Bouchons à champagne

Un peu d’histoire

Dom Pérignon

On attribue communément la découverte de l’utilisation du liège comme mode de bouchage des vins de Champagne à Pierre Pérignon (1638-1715), dit Dom Pérignon, moine bénédictin. Il officiait à l’abbaye d’Hautvillers (près d’Epernay) où il était en charge des domaines, et donc des vignes, et des pressoirs de l’abbaye.

Œnologue avant l’heure, on lui reconnaît notamment l’invention de l’assemblage des raisins, mais aussi et surtout l’invention de la fermentation en bouteilles, donnant ainsi naissance à la « méthode champenoise »…

A cette époque, les flacons sont obturés par des chevilles de bois garnies d’étoupe imbibées d’huile…A la recherche d’un moyen plus fiable, Dom Pérignon aurait remarqué que certains de ces visiteurs, des moines revenant de pèlerinage en Espagne, utilisaient de petits morceaux de liège pour fermer leurs gourdes. Il aurait ainsi reproduit ce procédé avec l’ajout d’une ficelle de chanvre pour maintenir le bouchon sur la bouteille.

L’usage du bouchon Liège s’est ensuite répandu, conjointement avec l’avènement de la bouteille en verre, issue des techniques anglaises de soufflage du verre.

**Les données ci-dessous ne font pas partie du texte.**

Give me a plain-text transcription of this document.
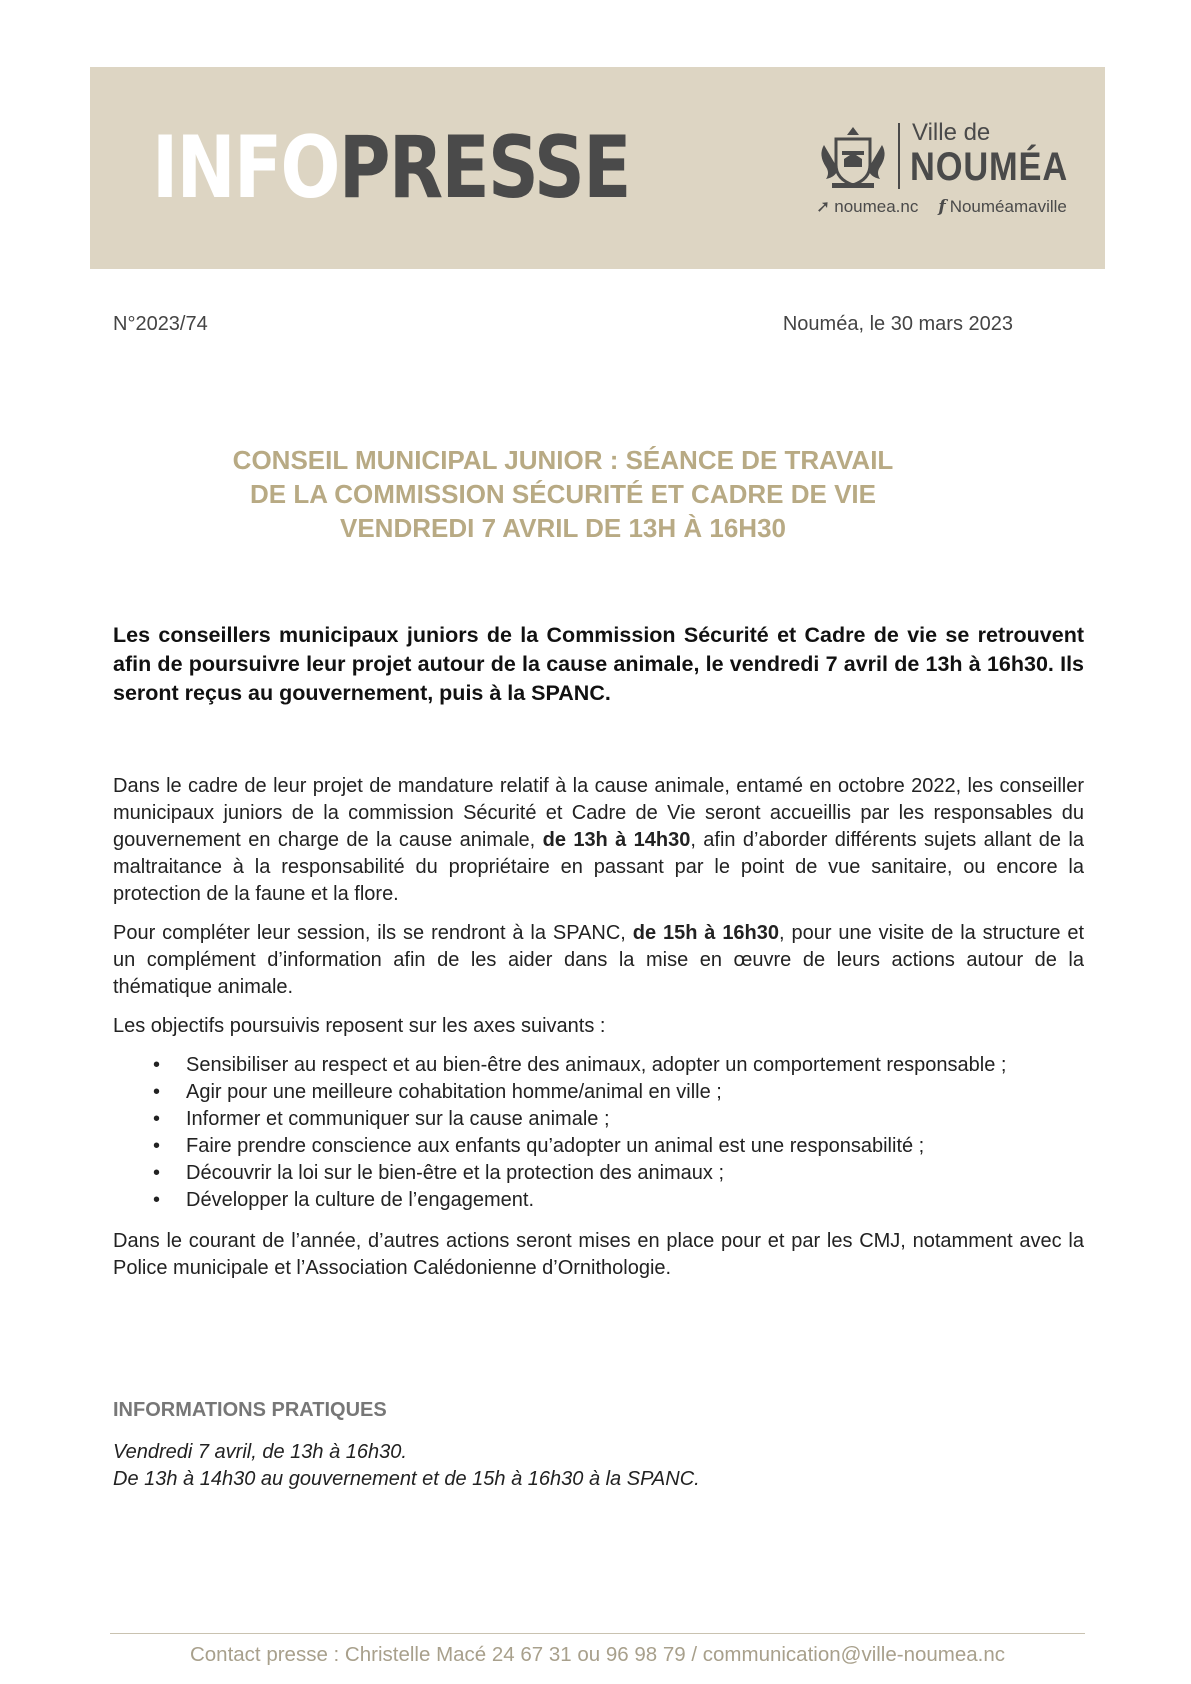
INFOPRESSE	Ville de
NOUMÉA
➚ noumea.nc f Nouméamaville
N°2023/74	Nouméa, le 30 mars 2023
CONSEIL MUNICIPAL JUNIOR : SÉANCE DE TRAVAIL
DE LA COMMISSION SÉCURITÉ ET CADRE DE VIE
VENDREDI 7 AVRIL DE 13H À 16H30
Les conseillers municipaux juniors de la Commission Sécurité et Cadre de vie se retrouvent afin de poursuivre leur projet autour de la cause animale, le vendredi 7 avril de 13h à 16h30. Ils seront reçus au gouvernement, puis à la SPANC.

Dans le cadre de leur projet de mandature relatif à la cause animale, entamé en octobre 2022, les conseiller municipaux juniors de la commission Sécurité et Cadre de Vie seront accueillis par les responsables du gouvernement en charge de la cause animale, de 13h à 14h30, afin d’aborder différents sujets allant de la maltraitance à la responsabilité du propriétaire en passant par le point de vue sanitaire, ou encore la protection de la faune et la flore.

Pour compléter leur session, ils se rendront à la SPANC, de 15h à 16h30, pour une visite de la structure et un complément d’information afin de les aider dans la mise en œuvre de leurs actions autour de la thématique animale.

Les objectifs poursuivis reposent sur les axes suivants :

• Sensibiliser au respect et au bien-être des animaux, adopter un comportement responsable ;
• Agir pour une meilleure cohabitation homme/animal en ville ;
• Informer et communiquer sur la cause animale ;
• Faire prendre conscience aux enfants qu’adopter un animal est une responsabilité ;
• Découvrir la loi sur le bien-être et la protection des animaux ;
• Développer la culture de l’engagement.

Dans le courant de l’année, d’autres actions seront mises en place pour et par les CMJ, notamment avec la Police municipale et l’Association Calédonienne d’Ornithologie.

INFORMATIONS PRATIQUES
Vendredi 7 avril, de 13h à 16h30.
De 13h à 14h30 au gouvernement et de 15h à 16h30 à la SPANC.
Contact presse : Christelle Macé 24 67 31 ou 96 98 79 / communication@ville-noumea.nc
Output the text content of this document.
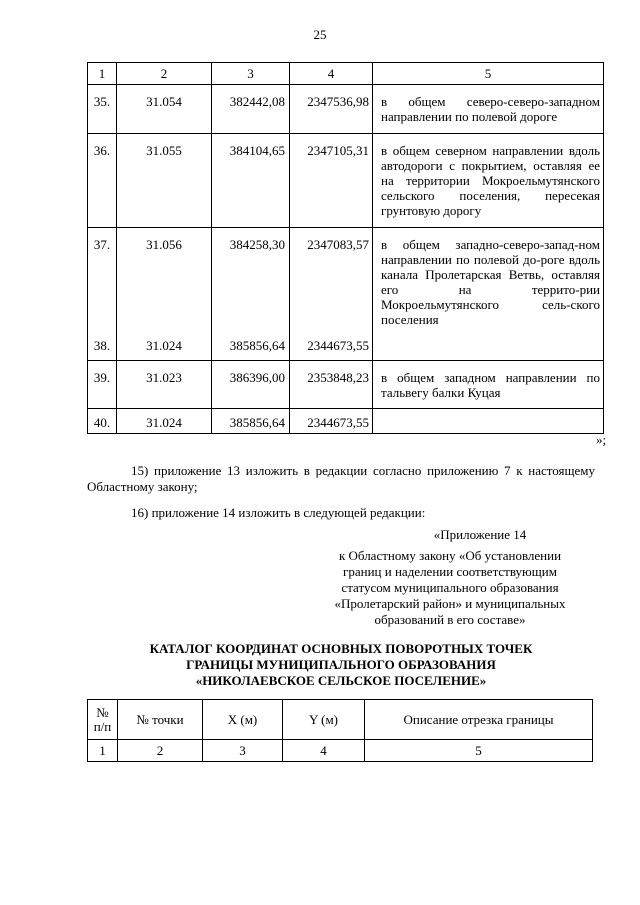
25
1	2	3	4	5
35.	31.054	382442,08	2347536,98	в общем северо-северо-западном направлении по полевой дороге
36.	31.055	384104,65	2347105,31	в общем северном направлении вдоль автодороги с покрытием, оставляя ее на территории Мокроельмутянского сельского поселения, пересекая грунтовую дорогу
37.	31.056	384258,30	2347083,57	в общем западно-северо-запад-ном направлении по полевой до-роге вдоль канала Пролетарская Ветвь, оставляя его на террито-рии Мокроельмутянского сель-ского поселения
38.	31.024	385856,64	2344673,55	
39.	31.023	386396,00	2353848,23	в общем западном направлении по тальвегу балки Куцая
40.	31.024	385856,64	2344673,55	
»;
15) приложение 13 изложить в редакции согласно приложению 7 к настоящему Областному закону;
16) приложение 14 изложить в следующей редакции:
«Приложение 14
к Областному закону «Об установлении
границ и наделении соответствующим
статусом муниципального образования
«Пролетарский район» и муниципальных
образований в его составе»
КАТАЛОГ КООРДИНАТ ОСНОВНЫХ ПОВОРОТНЫХ ТОЧЕК
ГРАНИЦЫ МУНИЦИПАЛЬНОГО ОБРАЗОВАНИЯ
«НИКОЛАЕВСКОЕ СЕЛЬСКОЕ ПОСЕЛЕНИЕ»
№
п/п	№ точки	X (м)	Y (м)	Описание отрезка границы
1	2	3	4	5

Le liège s’est rapidement montré comme le matériau idéal pour le bouchage, car c’est une matière élastique, imperméable et imputrescible. Puis, au-delà de ses grandes qualité d’étanchéité, on constata rapidement que le goût du vin se bonifiait, que les saveurs se prononçaient au fil du temps. Le principe du vieillissement en bouteille devint l'une des préoccupations majeures des amateurs. Sans le bouchon en Liège, cet art de la conservation et du vieillissement n'aurait pas atteint les sommets de raffinement qu'on lui connaît aujourd'hui.

Production du liège

Le chêne-liège (Quercus Suber) est une essence typiquement méditerranéenne par sa distribution et par ses qualités biologiques. On le trouve uniquement dans le bassin méditerranéen occidental: Espagne et Portugal, Sud de la France, Corse, Italie, et Afrique du Nord.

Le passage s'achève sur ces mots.